Purpose: We imaged neuronal differentiation in vivo using dual reporters (sodium iodide symporter [NIS] and luciferase) coupled to a neuron-specific enolase (NSE) promoter.
Methods: PC12 (NSE positive) and F11 cells were transfected with a bicistronic (NIS and luciferase; pNSE-NF) or a luciferase (pNSE-Fluc) reporter coupled to the NSE promoter. Weak NSE promoter activity was overcome by a two-step transcriptional amplification (TSTA) system (pNSE-TSTA-Fluc). In vivo, NIS and luciferase expression were examined using a (99m)Tc-pertechnetate gamma camera and bioluminescence imaging, respectively.
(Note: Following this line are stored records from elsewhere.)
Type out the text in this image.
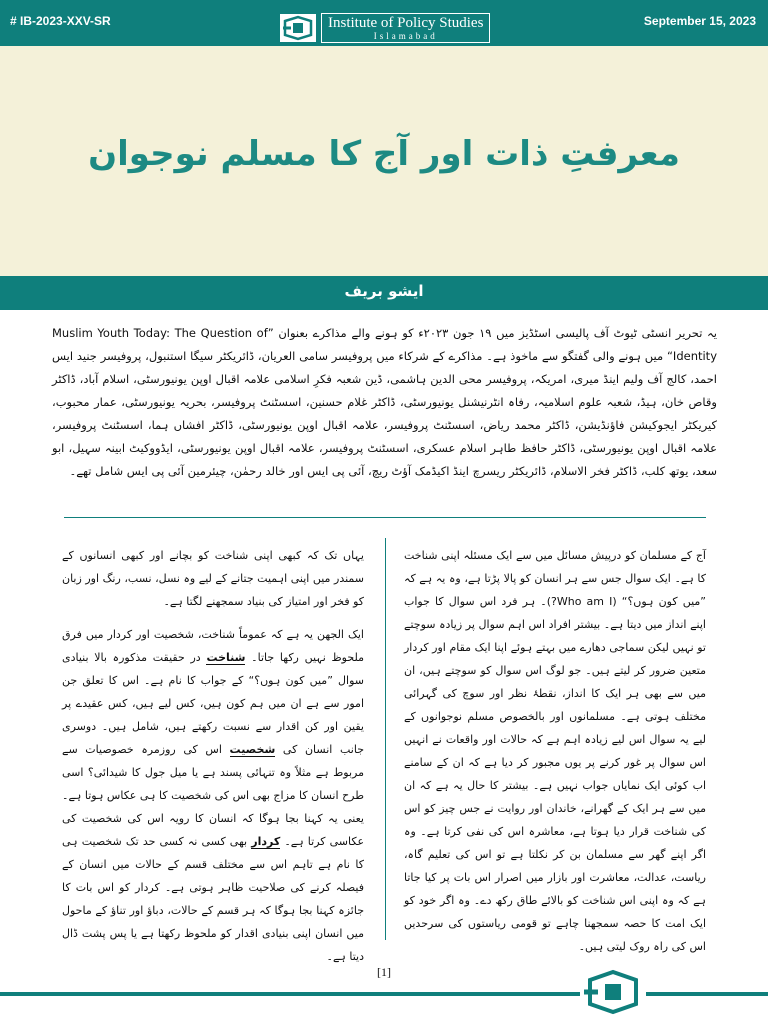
# IB-2023-XXV-SR	Institute of Policy Studies
Islamabad
September 15, 2023
معرفتِ ذات اور آج کا مسلم نوجوان
ایشو بریف
یہ تحریر انسٹی ٹیوٹ آف پالیسی اسٹڈیز میں ۱۹ جون ۲۰۲۳ء کو ہونے والے مذاکرے بعنوان ”Muslim Youth Today: The Question of Identity“ میں ہونے والی گفتگو سے ماخوذ ہے۔ مذاکرے کے شرکاء میں پروفیسر سامی العریان، ڈائریکٹر سیگا استنبول، پروفیسر جنید ایس احمد، کالج آف ولیم اینڈ میری، امریکہ، پروفیسر محی الدین ہاشمی، ڈین شعبہ فکرِ اسلامی علامہ اقبال اوپن یونیورسٹی، اسلام آباد، ڈاکٹر وقاص خان، ہیڈ، شعبہ علوم اسلامیہ، رفاہ انٹرنیشنل یونیورسٹی، ڈاکٹر غلام حسنین، اسسٹنٹ پروفیسر، بحریہ یونیورسٹی، عمار محبوب، کیریکٹر ایجوکیشن فاؤنڈیشن، ڈاکٹر محمد ریاض، اسسٹنٹ پروفیسر، علامہ اقبال اوپن یونیورسٹی، ڈاکٹر افشاں ہما، اسسٹنٹ پروفیسر، علامہ اقبال اوپن یونیورسٹی، ڈاکٹر حافظ طاہر اسلام عسکری، اسسٹنٹ پروفیسر، علامہ اقبال اوپن یونیورسٹی، ایڈووکیٹ ابینہ سہیل، ابو سعد، یوتھ کلب، ڈاکٹر فخر الاسلام، ڈائریکٹر ریسرچ اینڈ اکیڈمک آؤٹ ریچ، آئی پی ایس اور خالد رحمٰن، چیئرمین آئی پی ایس شامل تھے۔

آج کے مسلمان کو درپیش مسائل میں سے ایک مسئلہ اپنی شناخت کا ہے۔ ایک سوال جس سے ہر انسان کو پالا پڑتا ہے، وہ یہ ہے کہ ”میں کون ہوں؟“ (Who am I?)۔ ہر فرد اس سوال کا جواب اپنے انداز میں دیتا ہے۔ بیشتر افراد اس اہم سوال پر زیادہ سوچتے تو نہیں لیکن سماجی دھارے میں بہتے ہوئے اپنا ایک مقام اور کردار متعین ضرور کر لیتے ہیں۔ جو لوگ اس سوال کو سوچتے ہیں، ان میں سے بھی ہر ایک کا انداز، نقطۂ نظر اور سوچ کی گہرائی مختلف ہوتی ہے۔ مسلمانوں اور بالخصوص مسلم نوجوانوں کے لیے یہ سوال اس لیے زیادہ اہم ہے کہ حالات اور واقعات نے انہیں اس سوال پر غور کرنے پر یوں مجبور کر دیا ہے کہ ان کے سامنے اب کوئی ایک نمایاں جواب نہیں ہے۔ بیشتر کا حال یہ ہے کہ ان میں سے ہر ایک کے گھرانے، خاندان اور روایت نے جس چیز کو اس کی شناخت قرار دیا ہوتا ہے، معاشرہ اس کی نفی کرتا ہے۔ وہ اگر اپنے گھر سے مسلمان بن کر نکلتا ہے تو اس کی تعلیم گاہ، ریاست، عدالت، معاشرت اور بازار میں اصرار اس بات پر کیا جاتا ہے کہ وہ اپنی اس شناخت کو بالائے طاق رکھ دے۔ وہ اگر خود کو ایک امت کا حصہ سمجھنا چاہے تو قومی ریاستوں کی سرحدیں اس کی راہ روک لیتی ہیں۔

یہاں تک کہ کبھی اپنی شناخت کو بچانے اور کبھی انسانوں کے سمندر میں اپنی اہمیت جتانے کے لیے وہ نسل، نسب، رنگ اور زبان کو فخر اور امتیاز کی بنیاد سمجھنے لگتا ہے۔

ایک الجھن یہ ہے کہ عموماً شناخت، شخصیت اور کردار میں فرق ملحوظ نہیں رکھا جاتا۔ شناخت در حقیقت مذکورہ بالا بنیادی سوال ”میں کون ہوں؟“ کے جواب کا نام ہے۔ اس کا تعلق جن امور سے ہے ان میں ہم کون ہیں، کس لیے ہیں، کس عقیدے پر یقین اور کن اقدار سے نسبت رکھتے ہیں، شامل ہیں۔ دوسری جانب انسان کی شخصیت اس کی روزمرہ خصوصیات سے مربوط ہے مثلاً وہ تنہائی پسند ہے یا میل جول کا شیدائی؟ اسی طرح انسان کا مزاج بھی اس کی شخصیت کا ہی عکاس ہوتا ہے۔ یعنی یہ کہنا بجا ہوگا کہ انسان کا رویہ اس کی شخصیت کی عکاسی کرتا ہے۔ کردار بھی کسی نہ کسی حد تک شخصیت ہی کا نام ہے تاہم اس سے مختلف قسم کے حالات میں انسان کے فیصلہ کرنے کی صلاحیت ظاہر ہوتی ہے۔ کردار کو اس بات کا جائزہ کہنا بجا ہوگا کہ ہر قسم کے حالات، دباؤ اور تناؤ کے ماحول میں انسان اپنی بنیادی اقدار کو ملحوظ رکھتا ہے یا پس پشت ڈال دیتا ہے۔

[1]
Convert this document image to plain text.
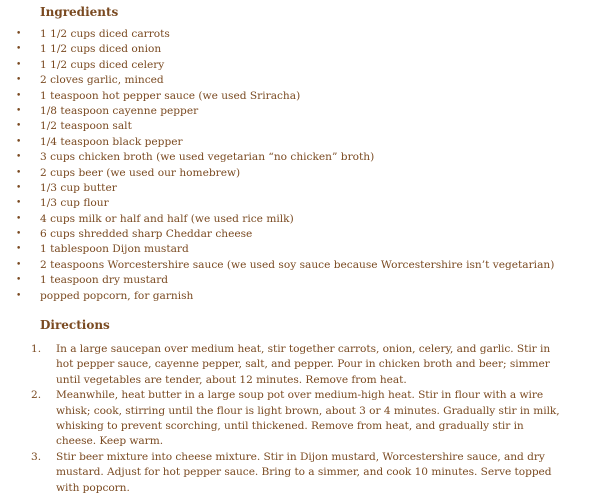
Ingredients
• 1 1/2 cups diced carrots
• 1 1/2 cups diced onion
• 1 1/2 cups diced celery
• 2 cloves garlic, minced
• 1 teaspoon hot pepper sauce (we used Sriracha)
• 1/8 teaspoon cayenne pepper
• 1/2 teaspoon salt
• 1/4 teaspoon black pepper
• 3 cups chicken broth (we used vegetarian “no chicken” broth)
• 2 cups beer (we used our homebrew)
• 1/3 cup butter
• 1/3 cup flour
• 4 cups milk or half and half (we used rice milk)
• 6 cups shredded sharp Cheddar cheese
• 1 tablespoon Dijon mustard
• 2 teaspoons Worcestershire sauce (we used soy sauce because Worcestershire isn’t vegetarian)
• 1 teaspoon dry mustard
• popped popcorn, for garnish
Directions
1. In a large saucepan over medium heat, stir together carrots, onion, celery, and garlic. Stir in hot pepper sauce, cayenne pepper, salt, and pepper. Pour in chicken broth and beer; simmer until vegetables are tender, about 12 minutes. Remove from heat.
2. Meanwhile, heat butter in a large soup pot over medium-high heat. Stir in flour with a wire whisk; cook, stirring until the flour is light brown, about 3 or 4 minutes. Gradually stir in milk, whisking to prevent scorching, until thickened. Remove from heat, and gradually stir in cheese. Keep warm.
3. Stir beer mixture into cheese mixture. Stir in Dijon mustard, Worcestershire sauce, and dry mustard. Adjust for hot pepper sauce. Bring to a simmer, and cook 10 minutes. Serve topped with popcorn.
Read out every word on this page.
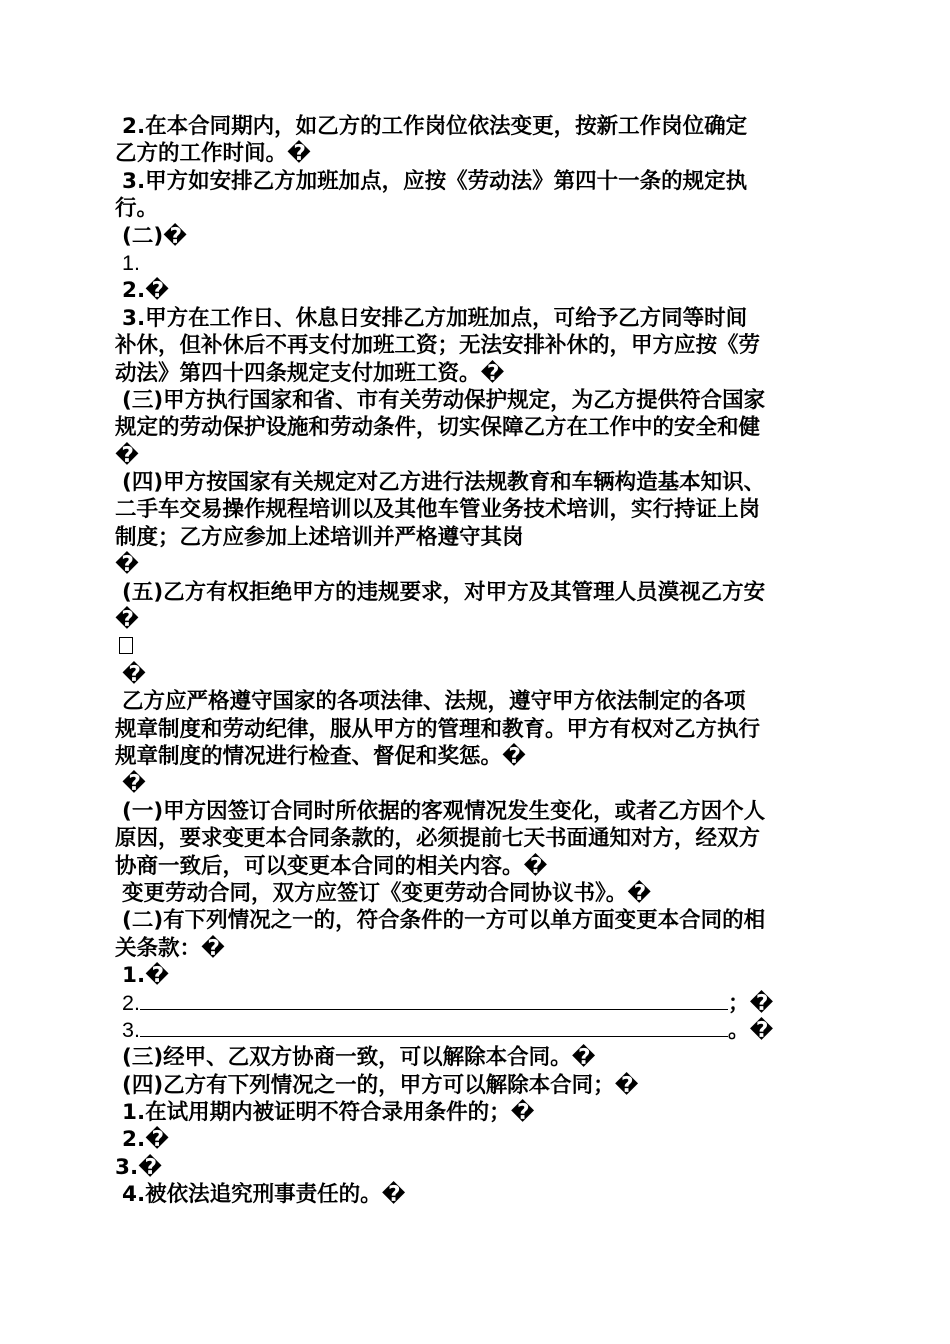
2.在本合同期内，如乙方的工作岗位依法变更，按新工作岗位确定
乙方的工作时间。�
3.甲方如安排乙方加班加点，应按《劳动法》第四十一条的规定执
行。
(二)�
1.
2.�
3.甲方在工作日、休息日安排乙方加班加点，可给予乙方同等时间
补休，但补休后不再支付加班工资；无法安排补休的，甲方应按《劳
动法》第四十四条规定支付加班工资。�
(三)甲方执行国家和省、市有关劳动保护规定，为乙方提供符合国家
规定的劳动保护设施和劳动条件，切实保障乙方在工作中的安全和健
�
(四)甲方按国家有关规定对乙方进行法规教育和车辆构造基本知识、
二手车交易操作规程培训以及其他车管业务技术培训，实行持证上岗
制度；乙方应参加上述培训并严格遵守其岗
�
(五)乙方有权拒绝甲方的违规要求，对甲方及其管理人员漠视乙方安
�
�
乙方应严格遵守国家的各项法律、法规，遵守甲方依法制定的各项
规章制度和劳动纪律，服从甲方的管理和教育。甲方有权对乙方执行
规章制度的情况进行检查、督促和奖惩。�
�
(一)甲方因签订合同时所依据的客观情况发生变化，或者乙方因个人
原因，要求变更本合同条款的，必须提前七天书面通知对方，经双方
协商一致后，可以变更本合同的相关内容。�
变更劳动合同，双方应签订《变更劳动合同协议书》。�
(二)有下列情况之一的，符合条件的一方可以单方面变更本合同的相
关条款：�
1.�
2.	；�
3.	。�
(三)经甲、乙双方协商一致，可以解除本合同。�
(四)乙方有下列情况之一的，甲方可以解除本合同；�
1.在试用期内被证明不符合录用条件的；�
2.�
3.�
4.被依法追究刑事责任的。�
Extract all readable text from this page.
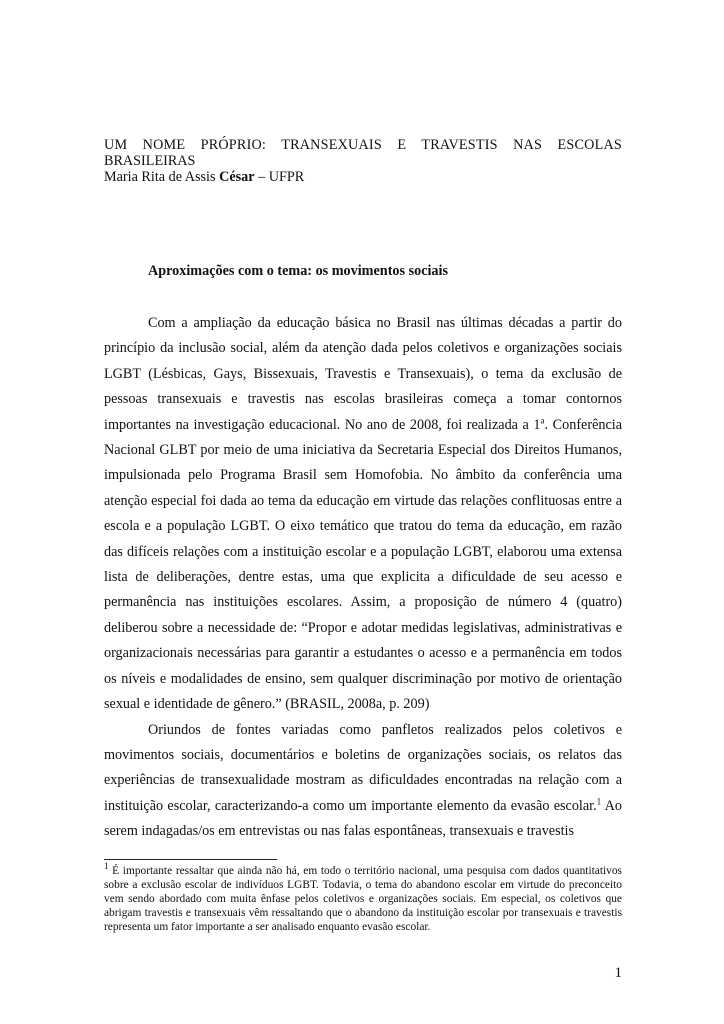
UM NOME PRÓPRIO: TRANSEXUAIS E TRAVESTIS NAS ESCOLAS

BRASILEIRAS

Maria Rita de Assis César – UFPR

Aproximações com o tema: os movimentos sociais

Com a ampliação da educação básica no Brasil nas últimas décadas a partir do princípio da inclusão social, além da atenção dada pelos coletivos e organizações sociais LGBT (Lésbicas, Gays, Bissexuais, Travestis e Transexuais), o tema da exclusão de pessoas transexuais e travestis nas escolas brasileiras começa a tomar contornos importantes na investigação educacional. No ano de 2008, foi realizada a 1$^a$. Conferência Nacional GLBT por meio de uma iniciativa da Secretaria Especial dos Direitos Humanos, impulsionada pelo Programa Brasil sem Homofobia. No âmbito da conferência uma atenção especial foi dada ao tema da educação em virtude das relações conflituosas entre a escola e a população LGBT. O eixo temático que tratou do tema da educação, em razão das difíceis relações com a instituição escolar e a população LGBT, elaborou uma extensa lista de deliberações, dentre estas, uma que explicita a dificuldade de seu acesso e permanência nas instituições escolares. Assim, a proposição de número 4 (quatro) deliberou sobre a necessidade de: “Propor e adotar medidas legislativas, administrativas e organizacionais necessárias para garantir a estudantes o acesso e a permanência em todos os níveis e modalidades de ensino, sem qualquer discriminação por motivo de orientação sexual e identidade de gênero.” (BRASIL, 2008a, p. 209)

Oriundos de fontes variadas como panfletos realizados pelos coletivos e movimentos sociais, documentários e boletins de organizações sociais, os relatos das experiências de transexualidade mostram as dificuldades encontradas na relação com a instituição escolar, caracterizando-a como um importante elemento da evasão escolar.$^1$ Ao serem indagadas/os em entrevistas ou nas falas espontâneas, transexuais e travestis

$^1$ É importante ressaltar que ainda não há, em todo o território nacional, uma pesquisa com dados quantitativos sobre a exclusão escolar de indivíduos LGBT. Todavia, o tema do abandono escolar em virtude do preconceito vem sendo abordado com muita ênfase pelos coletivos e organizações sociais. Em especial, os coletivos que abrigam travestis e transexuais vêm ressaltando que o abandono da instituição escolar por transexuais e travestis representa um fator importante a ser analisado enquanto evasão escolar.

1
Results: pNSE-NF-transfected PC12 cells showed 3-fold higher radioiodine uptakes and >100-fold higher luciferase activity than parental cells. NIS or luciferase activity was not detected in pNSE-NF-transfected HeLa cells. When F11 cells were differentiated into neurons by db-cAMP, NIS and luciferase activities increased 4-fold compared to those without treatment, which was confirmed by Western blot and RT-PCR of NSE. In vivo in pNSE-NF-transfected F11 cells, db-cAMP treatment increased the luciferase activity but not the scintigraphic activity. In vitro, pNSE-TSTA-Fluc produced 130-fold higher luciferase activity than pNSE-Fluc and neuronal differentiation showed 4-fold higher activity from both pNSE-TSTA-Fluc and pNSE-Fluc than before differentiation. In vivo, in pNSE-TSTA-Fluc-transfected F11 cells, luciferase activity increased after neuronal differentiation. In vivo luciferase activity persisted up to 2 days after db-cAMP-induced neuronal differentiation.
Conclusion: NSE promoter-driven dual reporter transgenes revealed the possibility of in vivo imaging of neuronal differentiation, which was further enabled by high amplification using a TSTA system. We propose that this strategy be used to follow the transplanted stem cells during differentiation in live animals.